Se o exemplo italiano nos ensina algo, é que a defesa seca e simplória de um “lockdown nacional total”, como boa parte da esquerda brasileira vocaliza, não só não resolve o problema, como também é uma forma do Estado burguês organizar melhor a repressão policialesca à auto-organização e luta da classe trabalhadora. É uma forma de dar coro ao golpismo institucional de Dória, STF e centrão - o mal menor que, na verdade, ainda é um mal enorme e cruel. Uma forma de depositar a confiança na “burguesia democrática” e não na força da classe trabalhadora.

As medidas emergenciais que mencionei são elementares, mas não podem vir desses governos - é preciso impô-las pela luta de classes, com a organização por cada local de trabalho e estudo para se enfrentar com os lucros bilionários dos capitalistas.

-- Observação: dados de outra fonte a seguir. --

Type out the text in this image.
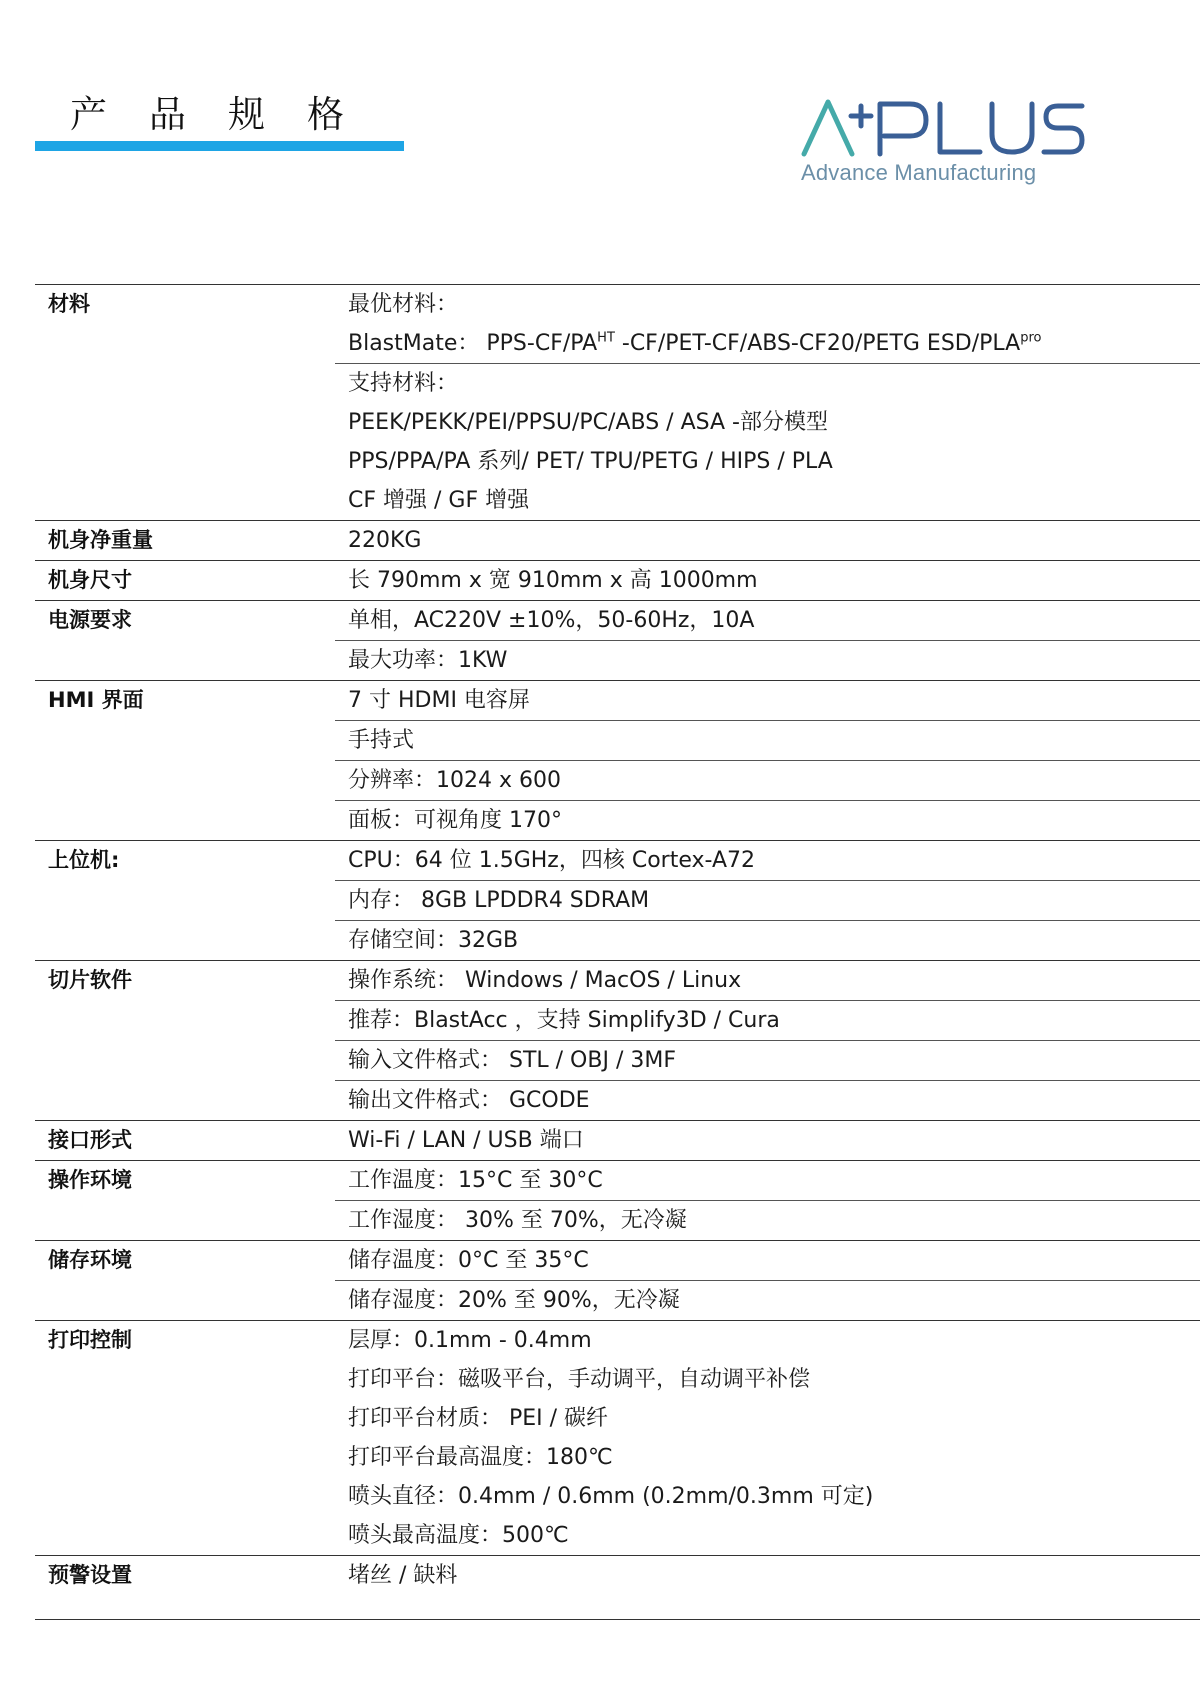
产品规格
Advance Manufacturing
材料	最优材料：
BlastMate： PPS-$CF/PA^{HT}$ -CF/PET-CF/ABS-CF20/PETG ESD/$PLA^{pro}$
支持材料：
PEEK/PEKK/PEI/PPSU/PC/ABS / ASA -部分模型
PPS/PPA/PA 系列/ PET/ TPU/PETG / HIPS / PLA
CF 增强 / GF 增强
机身净重量	220KG
机身尺寸	长 790mm x 宽 910mm x 高 1000mm
电源要求	单相，AC220V ±10%，50-60Hz，10A
最大功率：1KW
HMI 界面	7 寸 HDMI 电容屏
手持式
分辨率：1024 x 600
面板：可视角度 170°
上位机:	CPU：64 位 1.5GHz，四核 Cortex-A72
内存： 8GB LPDDR4 SDRAM
存储空间：32GB
切片软件	操作系统： Windows / MacOS / Linux
推荐：BlastAcc ，支持 Simplify3D / Cura
输入文件格式： STL / OBJ / 3MF
输出文件格式： GCODE
接口形式	Wi-Fi / LAN / USB 端口
操作环境	工作温度：15°C 至 30°C
工作湿度： 30% 至 70%，无冷凝
储存环境	储存温度：0°C 至 35°C
储存湿度：20% 至 90%，无冷凝
打印控制	层厚：0.1mm - 0.4mm
打印平台：磁吸平台，手动调平，自动调平补偿
打印平台材质： PEI / 碳纤
打印平台最高温度：180℃
喷头直径：0.4mm / 0.6mm (0.2mm/0.3mm 可定)
喷头最高温度：500℃
预警设置	堵丝 / 缺料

A partir do exemplo dos trabalhadores da Amazon, FedEx, do sindicalismo classista e militante na greve geral na Itália; das terceirizadas do HU da USP, da greve dos petroleiros no Brasil: as direções políticas da classe trabalhadora, das centrais sindicais precisam romper com sua paralisia, não separar as lutas entre categorias e organizar a luta imediata para impor um plano emergencial de combate à pandemia! Não podemos esperar até 2022 no Brasil, não podemos esperar a já adiada eleição na Itália - precisamos enfrentar Bolsonaro, Mourão e todos os golpistas agora, precisamos enfrentar o imperialismo e a irracionalidade capitalista agora!

O MRT no Brasil e a FIR (Frazione Internazionalista Rivoluzionaria) na Itália, sessões da Fração Trotskista Quarta Internacional, colocam todas suas forças para construir essa alternativa independente, operária e urgente! A luta política contra as burocracias, que se colocam a reboque da burguesia e desviam a luta, articulada com a batalha incessante por construir e fomentar a auto-organização das e dos trabalhadores e dos estudantes por cada local de trabalho e estudo para enfrentar os lucros dos patrões - essa é a única forma racional e a única capaz de impor pela luta a superação da pandemia, avançando para questionar esse sistema capitalista de miséria e morte.